I especially love his disclaimer towards the end about his windy path towards meaning:
In the telling of this story, I realize it may sound like it was a clear and direct path toward more meaningful work. I assure you, it was not.
I tried many, many things I didn't mention in the story and often felt lost, frustrated, anxious, and depressed. I also regularly had no idea what I was doing or if my scrambled searching would lead anywhere at all — the process was very non-linear, like picking a small collection of stars from the vast night sky and trying to draw lines connecting them
[BOOK] A Year to Live: How to Live This Year as If It Were Your Last. In this new book I recently picked up, Stephen Levine, teaches us how to live each moment, each hour, each day mindfully--as if it were all that was left. On his deathbed, Socrates exhorted his followers to practice dying as the highest form of wisdom. Levine decided to live this way himself for a whole year, and now he shares with us how such immediacy radically changes our view of the world and forces us to examine our priorities.
🧠 some musings:
With the worst (fingers crossed) of the pandemic behind us, death and how to make the most out of the precious life we have, has been on my mind. A goal I’ve been aspiring towards is: how can I live daily life in my 20s, with the wisdom of an 80 year old?
If I do this, will I in effect live longer? Why should I chase external goals? Instead, why not go straight to the bone marrow of life, and build a life with what many older generations state as what truly matters: relationships, helping others, and being authentic. Is a prerequisite for wisdom that I have had to personally suffer from my own mistakes? What is the minimum viable suffering needed to reap the 80/20 of wisdom to live a life of deep peace and meaning?

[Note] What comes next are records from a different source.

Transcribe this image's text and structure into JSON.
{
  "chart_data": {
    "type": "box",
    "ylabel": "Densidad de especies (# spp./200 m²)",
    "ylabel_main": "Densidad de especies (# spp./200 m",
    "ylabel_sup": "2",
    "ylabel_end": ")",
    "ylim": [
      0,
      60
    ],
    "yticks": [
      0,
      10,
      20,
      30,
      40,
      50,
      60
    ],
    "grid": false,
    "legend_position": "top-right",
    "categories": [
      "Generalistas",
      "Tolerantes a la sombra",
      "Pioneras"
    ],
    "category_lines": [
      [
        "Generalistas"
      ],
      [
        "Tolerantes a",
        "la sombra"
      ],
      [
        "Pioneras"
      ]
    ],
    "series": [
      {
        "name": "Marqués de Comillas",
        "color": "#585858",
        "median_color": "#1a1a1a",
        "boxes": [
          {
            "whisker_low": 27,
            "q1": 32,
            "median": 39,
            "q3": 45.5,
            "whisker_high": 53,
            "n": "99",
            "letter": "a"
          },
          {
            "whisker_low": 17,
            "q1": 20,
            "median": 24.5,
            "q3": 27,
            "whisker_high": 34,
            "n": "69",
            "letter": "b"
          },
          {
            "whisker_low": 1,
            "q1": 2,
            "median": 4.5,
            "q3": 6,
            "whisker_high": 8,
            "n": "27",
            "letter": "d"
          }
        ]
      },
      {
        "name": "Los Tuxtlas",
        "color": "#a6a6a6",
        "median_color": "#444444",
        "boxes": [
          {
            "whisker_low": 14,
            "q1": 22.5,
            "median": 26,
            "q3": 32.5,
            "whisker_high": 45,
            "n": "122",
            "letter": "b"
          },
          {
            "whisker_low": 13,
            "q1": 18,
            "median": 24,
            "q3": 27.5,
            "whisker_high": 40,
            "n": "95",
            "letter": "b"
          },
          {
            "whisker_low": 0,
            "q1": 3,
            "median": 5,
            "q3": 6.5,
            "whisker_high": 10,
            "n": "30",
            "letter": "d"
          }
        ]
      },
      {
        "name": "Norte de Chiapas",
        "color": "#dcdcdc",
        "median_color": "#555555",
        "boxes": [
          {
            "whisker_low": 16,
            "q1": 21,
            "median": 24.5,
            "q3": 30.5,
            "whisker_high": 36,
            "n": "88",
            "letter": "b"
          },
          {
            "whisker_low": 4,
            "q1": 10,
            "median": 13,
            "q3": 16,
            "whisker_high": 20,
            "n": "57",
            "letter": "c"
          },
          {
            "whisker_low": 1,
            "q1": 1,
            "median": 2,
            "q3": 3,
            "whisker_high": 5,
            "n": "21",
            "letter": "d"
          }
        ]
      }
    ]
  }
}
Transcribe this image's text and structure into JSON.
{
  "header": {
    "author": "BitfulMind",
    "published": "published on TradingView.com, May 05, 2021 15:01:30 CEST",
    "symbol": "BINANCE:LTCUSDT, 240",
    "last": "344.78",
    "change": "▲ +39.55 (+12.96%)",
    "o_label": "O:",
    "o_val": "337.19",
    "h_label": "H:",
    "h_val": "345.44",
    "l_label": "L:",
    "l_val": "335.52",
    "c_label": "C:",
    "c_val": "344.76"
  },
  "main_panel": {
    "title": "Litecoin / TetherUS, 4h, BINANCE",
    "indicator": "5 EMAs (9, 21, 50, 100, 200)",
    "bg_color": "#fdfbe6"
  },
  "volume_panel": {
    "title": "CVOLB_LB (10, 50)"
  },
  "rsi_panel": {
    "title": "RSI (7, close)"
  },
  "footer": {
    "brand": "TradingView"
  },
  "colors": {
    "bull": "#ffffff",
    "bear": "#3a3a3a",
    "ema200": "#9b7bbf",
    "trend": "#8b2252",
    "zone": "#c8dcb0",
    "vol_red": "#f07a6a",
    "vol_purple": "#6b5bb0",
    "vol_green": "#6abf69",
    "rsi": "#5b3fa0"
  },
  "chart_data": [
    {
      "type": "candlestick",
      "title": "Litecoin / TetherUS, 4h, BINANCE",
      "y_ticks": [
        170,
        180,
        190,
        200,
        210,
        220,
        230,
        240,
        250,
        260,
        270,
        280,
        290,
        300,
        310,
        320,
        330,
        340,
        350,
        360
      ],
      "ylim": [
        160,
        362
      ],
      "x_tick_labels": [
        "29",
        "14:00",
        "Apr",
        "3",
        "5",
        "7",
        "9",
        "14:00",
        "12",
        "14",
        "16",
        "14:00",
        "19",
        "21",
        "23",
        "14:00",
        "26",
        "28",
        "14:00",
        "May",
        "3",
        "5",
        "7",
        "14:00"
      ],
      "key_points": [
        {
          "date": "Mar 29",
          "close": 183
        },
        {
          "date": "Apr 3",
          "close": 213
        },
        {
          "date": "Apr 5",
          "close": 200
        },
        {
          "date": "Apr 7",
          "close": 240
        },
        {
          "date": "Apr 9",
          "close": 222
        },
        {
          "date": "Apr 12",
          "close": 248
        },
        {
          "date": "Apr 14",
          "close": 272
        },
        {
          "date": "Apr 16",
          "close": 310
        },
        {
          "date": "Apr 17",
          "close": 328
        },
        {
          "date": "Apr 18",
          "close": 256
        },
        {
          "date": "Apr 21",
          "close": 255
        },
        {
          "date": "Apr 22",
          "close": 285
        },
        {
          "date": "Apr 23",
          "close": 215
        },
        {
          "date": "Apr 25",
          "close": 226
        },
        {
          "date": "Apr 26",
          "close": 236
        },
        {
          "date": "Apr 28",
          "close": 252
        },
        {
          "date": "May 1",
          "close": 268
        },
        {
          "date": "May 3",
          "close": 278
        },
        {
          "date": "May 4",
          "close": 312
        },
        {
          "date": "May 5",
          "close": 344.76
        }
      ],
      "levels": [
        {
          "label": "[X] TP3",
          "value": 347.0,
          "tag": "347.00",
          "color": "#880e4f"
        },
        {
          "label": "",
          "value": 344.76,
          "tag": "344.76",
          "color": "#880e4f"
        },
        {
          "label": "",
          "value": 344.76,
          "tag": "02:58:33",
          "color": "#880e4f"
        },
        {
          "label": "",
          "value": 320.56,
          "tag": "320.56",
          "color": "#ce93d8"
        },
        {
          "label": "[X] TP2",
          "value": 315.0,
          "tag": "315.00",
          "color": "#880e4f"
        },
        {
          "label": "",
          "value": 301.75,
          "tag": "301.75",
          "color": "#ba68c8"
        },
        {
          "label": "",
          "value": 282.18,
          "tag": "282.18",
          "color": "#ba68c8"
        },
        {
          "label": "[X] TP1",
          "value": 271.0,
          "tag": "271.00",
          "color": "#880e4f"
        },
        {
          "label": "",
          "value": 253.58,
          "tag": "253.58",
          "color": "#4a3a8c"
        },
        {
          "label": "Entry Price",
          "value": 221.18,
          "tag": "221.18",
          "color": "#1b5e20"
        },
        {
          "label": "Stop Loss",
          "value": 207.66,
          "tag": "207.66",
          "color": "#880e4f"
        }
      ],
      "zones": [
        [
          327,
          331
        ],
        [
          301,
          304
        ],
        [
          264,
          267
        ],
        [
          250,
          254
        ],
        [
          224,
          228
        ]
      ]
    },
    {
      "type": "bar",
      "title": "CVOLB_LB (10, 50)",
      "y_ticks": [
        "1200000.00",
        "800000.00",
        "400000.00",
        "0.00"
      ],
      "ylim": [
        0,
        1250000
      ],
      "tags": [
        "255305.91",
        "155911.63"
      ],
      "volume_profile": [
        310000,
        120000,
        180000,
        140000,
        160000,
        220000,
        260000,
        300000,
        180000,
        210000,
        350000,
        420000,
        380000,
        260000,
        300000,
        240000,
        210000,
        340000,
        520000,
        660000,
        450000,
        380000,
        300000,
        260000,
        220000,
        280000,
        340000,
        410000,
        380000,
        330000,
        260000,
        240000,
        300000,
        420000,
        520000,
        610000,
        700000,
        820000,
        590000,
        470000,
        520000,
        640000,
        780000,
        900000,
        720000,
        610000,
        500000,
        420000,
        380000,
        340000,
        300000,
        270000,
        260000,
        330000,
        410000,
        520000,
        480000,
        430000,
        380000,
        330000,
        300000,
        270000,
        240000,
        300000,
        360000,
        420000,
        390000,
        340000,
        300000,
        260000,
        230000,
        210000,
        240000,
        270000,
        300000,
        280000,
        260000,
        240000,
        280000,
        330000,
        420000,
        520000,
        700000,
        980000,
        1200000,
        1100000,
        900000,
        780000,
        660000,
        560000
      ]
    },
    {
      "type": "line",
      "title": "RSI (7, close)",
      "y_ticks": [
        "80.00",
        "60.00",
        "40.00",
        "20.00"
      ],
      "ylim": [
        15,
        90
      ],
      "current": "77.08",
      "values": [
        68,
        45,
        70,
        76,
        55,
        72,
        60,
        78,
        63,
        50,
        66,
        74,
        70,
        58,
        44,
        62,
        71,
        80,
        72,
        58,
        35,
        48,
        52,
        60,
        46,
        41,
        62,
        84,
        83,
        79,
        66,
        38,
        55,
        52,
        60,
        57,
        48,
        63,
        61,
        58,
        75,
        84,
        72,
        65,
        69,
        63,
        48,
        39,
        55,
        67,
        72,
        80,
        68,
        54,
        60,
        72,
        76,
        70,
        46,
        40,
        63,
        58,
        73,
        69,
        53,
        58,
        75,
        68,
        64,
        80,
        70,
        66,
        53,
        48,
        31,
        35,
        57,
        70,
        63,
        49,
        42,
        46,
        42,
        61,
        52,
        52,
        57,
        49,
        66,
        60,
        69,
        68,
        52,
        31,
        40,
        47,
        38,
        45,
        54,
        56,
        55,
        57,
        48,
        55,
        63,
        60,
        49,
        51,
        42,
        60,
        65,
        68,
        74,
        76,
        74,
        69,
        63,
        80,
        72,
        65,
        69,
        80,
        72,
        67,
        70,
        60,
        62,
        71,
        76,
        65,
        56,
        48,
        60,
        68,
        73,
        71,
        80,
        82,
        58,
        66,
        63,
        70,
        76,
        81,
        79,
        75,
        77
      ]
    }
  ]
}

[NEW WORD] Pronoia [pro-noi-uh] n.
The opposite of paranoia. The belief that the universe is conspiring in your favor.
I love this ✨
During a particularly difficult and uncertain time, I did an audit of all the times in which the universe had my back. Basically the times where I either let go of complete control or wanted a particular outcome and got another. Every time, the outcome was 10x better for me in retrospect. Highly recommend this audit.
💌 For more pieces like the ones above, I curate the most thoughtful pieces on the Internet at Rabbit Holes with Patty.
Consider joining if you want to support me as a writer and curator.
[VIDEO] Who Am I? - The Mysterious Thing You Always Are
A short fiction story about a man's journey through continual, massive changes of his body and mind, undergoing bionic augmentations and brain-machine implants throughout the mid 2100s. At what point, Jack wonders, will he no longer be him?
We are not human beings having a spiritual experience; we are spiritual beings having a human experience.
Thought-provoking video.
[VIDEO] A beautiful rural mansion in the Shanghai countryside
In 2016, Xing Yongheng rented four homesteads in Kunshan and moved there with his wife and three children from the western suburb of Shanghai.
Now the family of 5 get up at 5 o’clock every morning, hang out in the fields and then drink tea, meditate, and go hiking.